Culture

Felix Vogel, youngest curator of a European biennale

Article published on June 18, 2010
Article published on June 18, 2010
The German was picked three years ago when he was just 20 - in Venice, the youngest curator was 46! With a team averaging an age of 24, the Bucharest Biennale between 21 May and 25 July 2010 gives youth the chance to show what they can do

Felix Vogel is first to admit that the term ‘biennale’ creates confusion. 'Venice was the first,' the curator explains, 'but the only common denominator is that a biennale takes place every two years and exhibits contemporary art. Venice is more conservative than here in Bucharest, where there is a pavilion system and each country has its own curator.'

Romania's fourth biennale (BB4) is indeed making waves in the sometimes stuffy world of contemporary art. At a live talk between the curator and artists, the usually cool and eloquent Vogel appears reticent when one of his French artists launches an expletive-peppered tirade that stuns the whole room. Jean-Baptiste Naudy, 28, is angered by the fact that artists are not paid by the biennale, but by their own countries.

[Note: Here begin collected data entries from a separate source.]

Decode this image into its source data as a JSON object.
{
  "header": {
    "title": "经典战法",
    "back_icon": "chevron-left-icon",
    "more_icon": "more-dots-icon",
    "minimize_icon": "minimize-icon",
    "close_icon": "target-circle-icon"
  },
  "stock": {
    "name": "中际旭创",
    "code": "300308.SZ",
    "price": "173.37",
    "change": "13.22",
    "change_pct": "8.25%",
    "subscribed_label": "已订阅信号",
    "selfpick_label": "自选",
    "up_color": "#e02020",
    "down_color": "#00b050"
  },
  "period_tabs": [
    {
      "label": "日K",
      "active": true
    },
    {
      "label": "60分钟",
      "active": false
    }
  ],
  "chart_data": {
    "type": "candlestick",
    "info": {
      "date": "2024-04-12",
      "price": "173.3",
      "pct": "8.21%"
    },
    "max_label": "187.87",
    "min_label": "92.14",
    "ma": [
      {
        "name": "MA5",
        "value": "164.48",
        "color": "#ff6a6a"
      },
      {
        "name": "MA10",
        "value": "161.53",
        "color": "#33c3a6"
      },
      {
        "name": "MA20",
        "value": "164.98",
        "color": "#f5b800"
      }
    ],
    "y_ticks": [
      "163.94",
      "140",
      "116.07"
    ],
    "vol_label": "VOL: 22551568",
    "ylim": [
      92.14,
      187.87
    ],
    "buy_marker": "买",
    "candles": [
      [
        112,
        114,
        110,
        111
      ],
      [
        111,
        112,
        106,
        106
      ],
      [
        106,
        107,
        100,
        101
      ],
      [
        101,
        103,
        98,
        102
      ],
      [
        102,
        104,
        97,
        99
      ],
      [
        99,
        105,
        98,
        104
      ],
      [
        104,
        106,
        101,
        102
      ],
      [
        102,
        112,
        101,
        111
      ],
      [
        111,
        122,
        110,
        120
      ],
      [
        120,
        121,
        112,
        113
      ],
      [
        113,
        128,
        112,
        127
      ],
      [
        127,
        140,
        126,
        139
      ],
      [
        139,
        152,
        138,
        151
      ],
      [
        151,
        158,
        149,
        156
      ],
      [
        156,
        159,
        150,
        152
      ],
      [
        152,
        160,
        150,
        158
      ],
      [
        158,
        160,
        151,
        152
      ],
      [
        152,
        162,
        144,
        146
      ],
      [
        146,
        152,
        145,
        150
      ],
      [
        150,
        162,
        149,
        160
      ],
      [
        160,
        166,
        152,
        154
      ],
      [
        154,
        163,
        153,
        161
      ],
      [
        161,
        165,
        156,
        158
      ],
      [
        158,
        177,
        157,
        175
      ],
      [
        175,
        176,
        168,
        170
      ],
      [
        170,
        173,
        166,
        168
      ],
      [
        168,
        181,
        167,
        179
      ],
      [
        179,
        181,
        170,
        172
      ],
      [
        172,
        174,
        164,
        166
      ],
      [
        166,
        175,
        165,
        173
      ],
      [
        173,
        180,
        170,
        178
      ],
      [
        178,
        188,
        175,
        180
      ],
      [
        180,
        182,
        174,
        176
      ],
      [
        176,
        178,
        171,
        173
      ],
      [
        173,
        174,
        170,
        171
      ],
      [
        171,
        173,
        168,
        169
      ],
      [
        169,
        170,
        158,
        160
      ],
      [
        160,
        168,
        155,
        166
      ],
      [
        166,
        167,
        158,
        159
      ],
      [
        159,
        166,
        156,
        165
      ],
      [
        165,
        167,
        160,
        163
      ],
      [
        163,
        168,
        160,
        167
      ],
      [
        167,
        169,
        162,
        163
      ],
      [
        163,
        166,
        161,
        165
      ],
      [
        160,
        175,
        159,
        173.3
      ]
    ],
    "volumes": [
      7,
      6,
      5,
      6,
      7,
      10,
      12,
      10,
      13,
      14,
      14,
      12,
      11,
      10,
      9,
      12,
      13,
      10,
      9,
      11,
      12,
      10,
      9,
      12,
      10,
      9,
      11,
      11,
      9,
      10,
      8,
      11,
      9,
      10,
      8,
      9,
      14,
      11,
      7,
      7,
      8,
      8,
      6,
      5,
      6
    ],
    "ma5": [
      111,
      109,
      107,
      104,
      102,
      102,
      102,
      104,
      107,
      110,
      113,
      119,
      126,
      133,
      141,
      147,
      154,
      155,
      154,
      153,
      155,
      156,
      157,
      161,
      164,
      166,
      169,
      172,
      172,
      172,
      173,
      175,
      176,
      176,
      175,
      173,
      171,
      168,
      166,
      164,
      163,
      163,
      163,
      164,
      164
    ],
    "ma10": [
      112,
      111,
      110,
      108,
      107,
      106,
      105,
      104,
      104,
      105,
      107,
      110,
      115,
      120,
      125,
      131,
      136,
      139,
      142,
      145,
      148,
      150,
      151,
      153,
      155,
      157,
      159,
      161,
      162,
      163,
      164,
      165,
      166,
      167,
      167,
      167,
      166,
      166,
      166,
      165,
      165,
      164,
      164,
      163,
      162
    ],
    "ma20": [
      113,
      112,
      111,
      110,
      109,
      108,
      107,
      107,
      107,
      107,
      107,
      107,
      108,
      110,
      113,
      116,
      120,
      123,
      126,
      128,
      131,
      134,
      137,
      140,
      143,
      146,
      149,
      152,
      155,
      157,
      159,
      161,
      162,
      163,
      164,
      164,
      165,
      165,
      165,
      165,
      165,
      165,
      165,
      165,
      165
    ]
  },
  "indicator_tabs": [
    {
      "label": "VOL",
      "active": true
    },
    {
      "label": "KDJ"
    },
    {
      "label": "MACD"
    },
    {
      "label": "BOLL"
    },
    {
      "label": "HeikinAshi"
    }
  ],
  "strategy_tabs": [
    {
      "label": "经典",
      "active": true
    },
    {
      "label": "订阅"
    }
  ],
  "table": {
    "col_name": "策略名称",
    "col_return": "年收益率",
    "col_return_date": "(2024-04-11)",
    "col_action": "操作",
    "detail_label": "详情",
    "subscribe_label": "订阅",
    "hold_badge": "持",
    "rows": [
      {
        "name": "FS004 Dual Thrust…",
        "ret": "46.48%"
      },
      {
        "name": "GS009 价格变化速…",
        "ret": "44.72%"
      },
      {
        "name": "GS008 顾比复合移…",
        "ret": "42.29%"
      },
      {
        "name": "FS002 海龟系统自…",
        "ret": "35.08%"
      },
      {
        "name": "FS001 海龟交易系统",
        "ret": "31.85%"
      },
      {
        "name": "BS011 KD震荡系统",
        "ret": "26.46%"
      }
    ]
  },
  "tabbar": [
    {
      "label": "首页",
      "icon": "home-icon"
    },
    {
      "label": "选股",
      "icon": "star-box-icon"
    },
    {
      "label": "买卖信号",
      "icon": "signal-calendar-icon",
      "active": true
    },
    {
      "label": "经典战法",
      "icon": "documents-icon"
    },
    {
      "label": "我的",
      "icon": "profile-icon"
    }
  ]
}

Economic pressures are felt here just as much as anywhere else, making the theme of the biennale - of 'producing possibilities' - a timely one.

Appointing Felix Vogel

With his photogenic looks and a calm, authoritative demeanour, Vogel – who also lives and works in Konstanz in Germany - certainly offers a striking face for the event. 'They’re crazy! No, I hope that it was because of something other than my age!' he laughs, once inside his slightly messy office at the Pavilion Unicredit centre for contemporary art and culture, which he very politely steers our photographer away from. 'I was interested in eastern Europe,' continues Vogel, who studies art theory in Karlsruhe, where he started his career curating university exhibitions. 'I became familiar with this organisation in Bucharest in 2006. They came to know what to expect with me; they knew they wouldn’t get any trouble or surprises. I also started writing for PAVILION journal in Bucharest.'

Interviewed in Bucharest

Vogel's appointment provoked surprise and a dash of envy. 'It’s a bit like a competition to find the youngest curator,' comments one thirty-something Polish gallery owner, who hints that the organisers are aiming for ‘trendiness’. He does admit, though, that Vogel is ‘good’, and 'has the mind of a thirty year old.' Vogel himself is honest about the advantages of youth versus experience. 'There’s a lack of legacy,' he explains. 'I have no huge background or knowledge. One of the ideas was to make this biennale fresher and uncontaminated. With other curators with say six years of experience, their biennales start to look the same.' He's lax on whether it is difficult to command authority at a young age. 'I try to be as less authoritarian as possible. There’s no hierarchy - I don’t ask volunteers to make coffee. I treat everyone on the same level. The artists were intense, friendly and supportive. Working with them was an enriching and collective process.'

Bucharest What-anale?

In the 2008 art inheritance case that pitted former dictator Ceausescu’s heirs against the state, there was little interest from the Romanian public, and Vogel himself has had to think about how to engage the Romanian people. 'Education here is very conservative,' he explains. 'We’re not aiming at a small group from the Romanian contemporary art scene, but want to invite different kinds of people. This is why we selected different spaces, like the geology museum, instead of just contemporary art spaces.' He passes on the question of why the publicity for this event has been so minimalist, especially if art is a form of agency in the public sphere - there's little indication of what the exhibition’s about, and average Romanians I meet aren't aware of the event. 'I had no say in the publicity,' he says. 'That was done by other people.'

'You don’t need to follow trends'

He does however, have some tips for other budding curators. 'You don’t need to follow trends. The art world has the most open structure. There’s no rule or way, and no set way of defining what a curator does. I wouldn’t say that I’m competitive.' Next, Vogel will be opening another exhibition in Stockholm which he has also curated. 'I’ll be in Berlin in the summer finishing my thesis on performance architecture and 18th century garden architecture, focussing on Marie Antoinette’s gardens,' he adds. Producing more possibilities, indeed.